Parfois, une track vient illuminer un EP entier, dont on ne parvenait pas à saisir la substance. Comme une lumière au bout du tunnel. Car oui, la techno peut être tantôt organique, tantôt froide, difficile. C’est un univers sonore qui peut être sensible, mental… Face à toutes ces dualités émerge UVB, un artiste français, qui oscille entre Marseille et Berlin.

Propulsé par le label MORD du néerlandais Bas Mooy, qu’on vous avait présenté avec la release « Intelligent Life » de Charlton, UVB ne rompt pas avec une ligne musicale déjà bien tracée : industrielle, sombre, hypnotique.

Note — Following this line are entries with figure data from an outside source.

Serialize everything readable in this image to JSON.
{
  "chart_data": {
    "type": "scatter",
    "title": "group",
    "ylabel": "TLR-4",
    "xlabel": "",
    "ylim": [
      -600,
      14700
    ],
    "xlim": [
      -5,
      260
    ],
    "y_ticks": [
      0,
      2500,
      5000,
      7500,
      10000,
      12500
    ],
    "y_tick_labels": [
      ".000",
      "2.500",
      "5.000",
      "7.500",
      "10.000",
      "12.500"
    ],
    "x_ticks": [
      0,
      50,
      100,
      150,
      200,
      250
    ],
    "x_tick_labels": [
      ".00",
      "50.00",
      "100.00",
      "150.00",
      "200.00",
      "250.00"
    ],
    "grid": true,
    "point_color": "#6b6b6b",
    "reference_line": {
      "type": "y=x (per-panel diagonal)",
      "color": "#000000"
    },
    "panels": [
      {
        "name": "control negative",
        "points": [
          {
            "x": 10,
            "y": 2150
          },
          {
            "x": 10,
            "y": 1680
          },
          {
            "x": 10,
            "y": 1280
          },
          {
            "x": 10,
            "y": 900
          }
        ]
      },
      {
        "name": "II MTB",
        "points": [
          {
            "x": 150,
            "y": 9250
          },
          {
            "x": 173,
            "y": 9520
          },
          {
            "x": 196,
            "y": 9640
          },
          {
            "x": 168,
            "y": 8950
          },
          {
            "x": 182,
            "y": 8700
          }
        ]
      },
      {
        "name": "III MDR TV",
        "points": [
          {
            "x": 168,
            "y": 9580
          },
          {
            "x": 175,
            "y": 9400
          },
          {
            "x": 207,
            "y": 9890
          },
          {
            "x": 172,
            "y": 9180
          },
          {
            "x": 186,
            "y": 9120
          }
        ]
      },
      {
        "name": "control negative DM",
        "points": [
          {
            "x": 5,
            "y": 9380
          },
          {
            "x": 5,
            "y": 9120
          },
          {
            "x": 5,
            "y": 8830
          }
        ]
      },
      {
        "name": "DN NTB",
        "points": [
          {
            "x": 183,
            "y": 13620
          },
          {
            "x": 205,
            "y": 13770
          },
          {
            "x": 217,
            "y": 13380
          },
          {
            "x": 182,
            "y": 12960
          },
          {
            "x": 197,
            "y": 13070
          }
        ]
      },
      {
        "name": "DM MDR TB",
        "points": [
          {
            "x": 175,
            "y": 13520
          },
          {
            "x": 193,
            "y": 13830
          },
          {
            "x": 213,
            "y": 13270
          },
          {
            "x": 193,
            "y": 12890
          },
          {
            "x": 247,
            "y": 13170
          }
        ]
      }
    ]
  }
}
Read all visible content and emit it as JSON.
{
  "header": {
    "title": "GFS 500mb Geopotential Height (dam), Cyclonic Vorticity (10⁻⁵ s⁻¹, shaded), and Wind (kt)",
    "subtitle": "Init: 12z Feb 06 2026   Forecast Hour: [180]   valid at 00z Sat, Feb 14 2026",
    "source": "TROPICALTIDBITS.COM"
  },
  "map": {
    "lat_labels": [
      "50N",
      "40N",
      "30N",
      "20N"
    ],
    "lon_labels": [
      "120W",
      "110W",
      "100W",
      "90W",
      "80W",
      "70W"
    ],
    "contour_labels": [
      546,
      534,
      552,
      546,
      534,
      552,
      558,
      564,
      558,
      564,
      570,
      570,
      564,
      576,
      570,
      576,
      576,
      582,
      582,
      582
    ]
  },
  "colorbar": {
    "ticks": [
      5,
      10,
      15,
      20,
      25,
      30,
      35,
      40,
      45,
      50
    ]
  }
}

Pour décrire l’EP, vous ne trouverez que quelques mots :
All fled,
all alone.
Lift me on the pyre,
the feat is over
Black chair,
wrong day.
I can’t sleep.

On ne s’arrêtera pas sur cette approche « poétique ». Il appartient aux artistes d’entourer leurs œuvres de mystère, et d’y accoler un contexte, un champ lexical. Ici, il ne dénote pas. Sombre, noir, sommeil, solitude. Aucune surprise, on fait presque dans le stéréotype. La poésie, c’est une affaire complexe.

Place au son.

 

Supply commence avec des tonalités très aiguës. Bien que marquée par une position underground, dark, nous ne sommes pas dans ce qui pourrait s’affirmer comme une « vraie » dark techno à la Virgil Enzinger, qui peut nous perdre dans un rapport de confrontations structurelles, sonores. Pour décrypter l’EP, on peut alors la positionner dans l’univers des techno fortes, fondamentales, un mix entre les productions cultes de Détroit et les univers berlinois (Ostgut en tête). Cette position est confirmée par les tracks suivantes, Quiet Life et Ero, efficaces, linéaires mais bien rythmées et menées. La track suivante vient rompre avec cette linéarité, en posant les fondations d’un nouveau monde, encore. Magic Powder. Nous franchissons cette fois une nouvelle étape dans la descente vers le dark. Enfin, le côté obscur est assumé, par l’ultra-saturation d’une ligne de synthé grasse. La track suivante, Stop Motion, est l’entre-deux parfait entre la ligne de synthé légère de Quiet Life et la puissance obscure marquée par Magic Powder.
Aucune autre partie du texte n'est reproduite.